I have a matrix $M$, where $M$ = $\begin{bmatrix}a & b\\c & d\end{bmatrix}$. It is known that $M$ is symmetric and positive definite. Also, it is known that $x^TMy$ is a valid dot product in $R^2$. I know that to characterize $M$ by its eigenvectors, it can be shown as $Mv_i$ = λ$v_i$.
I was told in my class that based on this context, we can also gather the following information regarding the eigenvalues of this matrix:
$a - c = λ_1$ , $c - d = -λ_1$ , $a + c = λ_2$ and $c + d= λ_2$.
Why is this true? Is this always the case?

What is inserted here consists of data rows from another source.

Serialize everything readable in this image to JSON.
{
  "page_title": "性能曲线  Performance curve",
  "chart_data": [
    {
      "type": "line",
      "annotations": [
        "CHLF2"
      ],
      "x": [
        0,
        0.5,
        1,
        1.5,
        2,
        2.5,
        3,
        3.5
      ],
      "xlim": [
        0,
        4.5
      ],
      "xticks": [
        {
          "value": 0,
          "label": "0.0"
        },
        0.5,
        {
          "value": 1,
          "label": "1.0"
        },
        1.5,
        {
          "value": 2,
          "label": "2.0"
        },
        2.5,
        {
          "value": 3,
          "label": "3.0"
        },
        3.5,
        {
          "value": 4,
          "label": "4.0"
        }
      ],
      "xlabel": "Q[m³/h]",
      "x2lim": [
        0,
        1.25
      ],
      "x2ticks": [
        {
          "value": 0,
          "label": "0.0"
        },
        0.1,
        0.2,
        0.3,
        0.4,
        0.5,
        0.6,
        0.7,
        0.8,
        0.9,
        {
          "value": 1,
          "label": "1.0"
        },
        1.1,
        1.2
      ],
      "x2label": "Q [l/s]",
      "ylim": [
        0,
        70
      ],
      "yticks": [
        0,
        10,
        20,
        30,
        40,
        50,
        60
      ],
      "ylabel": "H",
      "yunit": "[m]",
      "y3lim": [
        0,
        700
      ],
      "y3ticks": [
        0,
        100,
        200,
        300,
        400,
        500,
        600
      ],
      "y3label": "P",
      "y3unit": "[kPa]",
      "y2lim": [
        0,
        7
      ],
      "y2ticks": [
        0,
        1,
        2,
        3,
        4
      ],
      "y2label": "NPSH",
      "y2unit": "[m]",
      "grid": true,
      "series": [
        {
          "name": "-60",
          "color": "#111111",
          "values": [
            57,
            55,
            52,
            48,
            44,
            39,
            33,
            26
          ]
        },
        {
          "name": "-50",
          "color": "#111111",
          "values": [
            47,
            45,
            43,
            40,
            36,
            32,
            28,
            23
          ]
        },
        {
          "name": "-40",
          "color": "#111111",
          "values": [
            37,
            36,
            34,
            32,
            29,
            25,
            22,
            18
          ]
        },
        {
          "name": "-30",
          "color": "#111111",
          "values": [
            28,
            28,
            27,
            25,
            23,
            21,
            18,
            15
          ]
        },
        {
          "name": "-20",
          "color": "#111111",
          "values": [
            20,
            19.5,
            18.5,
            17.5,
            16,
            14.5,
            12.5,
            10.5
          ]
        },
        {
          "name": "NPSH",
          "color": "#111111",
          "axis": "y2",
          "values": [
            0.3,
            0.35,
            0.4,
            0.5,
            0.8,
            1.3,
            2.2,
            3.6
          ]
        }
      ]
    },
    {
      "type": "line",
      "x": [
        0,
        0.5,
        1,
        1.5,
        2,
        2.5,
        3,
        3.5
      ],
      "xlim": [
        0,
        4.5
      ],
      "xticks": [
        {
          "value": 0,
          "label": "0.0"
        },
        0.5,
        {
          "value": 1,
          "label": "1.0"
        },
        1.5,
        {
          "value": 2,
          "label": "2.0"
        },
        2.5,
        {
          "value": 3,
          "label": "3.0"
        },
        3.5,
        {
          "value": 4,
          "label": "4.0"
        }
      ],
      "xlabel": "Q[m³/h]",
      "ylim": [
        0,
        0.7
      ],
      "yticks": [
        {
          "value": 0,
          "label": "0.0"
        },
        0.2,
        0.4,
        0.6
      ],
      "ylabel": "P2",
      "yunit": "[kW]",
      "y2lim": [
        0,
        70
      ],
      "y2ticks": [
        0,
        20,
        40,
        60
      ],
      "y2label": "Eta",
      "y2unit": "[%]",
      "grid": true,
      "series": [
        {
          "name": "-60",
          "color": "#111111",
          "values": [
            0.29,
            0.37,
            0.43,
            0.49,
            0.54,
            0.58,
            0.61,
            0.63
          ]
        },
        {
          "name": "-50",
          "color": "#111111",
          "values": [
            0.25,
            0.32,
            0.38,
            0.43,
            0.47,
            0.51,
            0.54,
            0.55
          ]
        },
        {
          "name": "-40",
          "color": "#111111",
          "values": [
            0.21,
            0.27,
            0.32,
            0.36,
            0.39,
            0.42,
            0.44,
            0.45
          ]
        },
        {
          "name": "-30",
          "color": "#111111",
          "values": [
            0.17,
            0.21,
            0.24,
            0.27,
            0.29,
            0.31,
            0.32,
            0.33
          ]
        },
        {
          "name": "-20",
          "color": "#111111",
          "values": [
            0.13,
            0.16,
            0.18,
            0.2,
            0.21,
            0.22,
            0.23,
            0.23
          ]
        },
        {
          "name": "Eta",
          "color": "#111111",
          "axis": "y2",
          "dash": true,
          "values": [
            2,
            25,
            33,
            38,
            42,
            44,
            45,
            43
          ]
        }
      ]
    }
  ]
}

Let $M=\begin{bmatrix} a & c \\ c & d\end{bmatrix}$ be a symmetric matrix. The eigenvalues of this matrix are given by $$(a-\lambda)(d-\lambda)-c^2=0$$ $$\lambda^2-(a+d)\lambda +ad-c^2$$ Using the quadratic formula we obtain $$\frac{(a+d)\pm \sqrt{(a+d)^2-4(ad-c^2)}}{2}$$ $$\frac{(a+d)\pm \sqrt{a^2+d^2-2ad+4c^2}}{2}$$ Note that for the symmetric and positive definite matrix $M=\begin{bmatrix}2 & 1 \\ 2 & 3 \end{bmatrix}$ the quadratic formula will give us two irrational values, while the stated formula only gives whole values. So the stated formulae are not true in general but in just a few cases.
Case 1: $c=0$ $$\frac{(a+d)\pm \sqrt{a^2+d^2-2ad}}{2}$$ $$\frac{(a+d)\pm (a-d)}{2}$$ $$\lambda = a,d$$
Case 2: $a=d$ $$\frac{2a\pm \sqrt{4c^2}}{2}$$ $$a\pm c$$ $$\lambda = a-c, a+c$$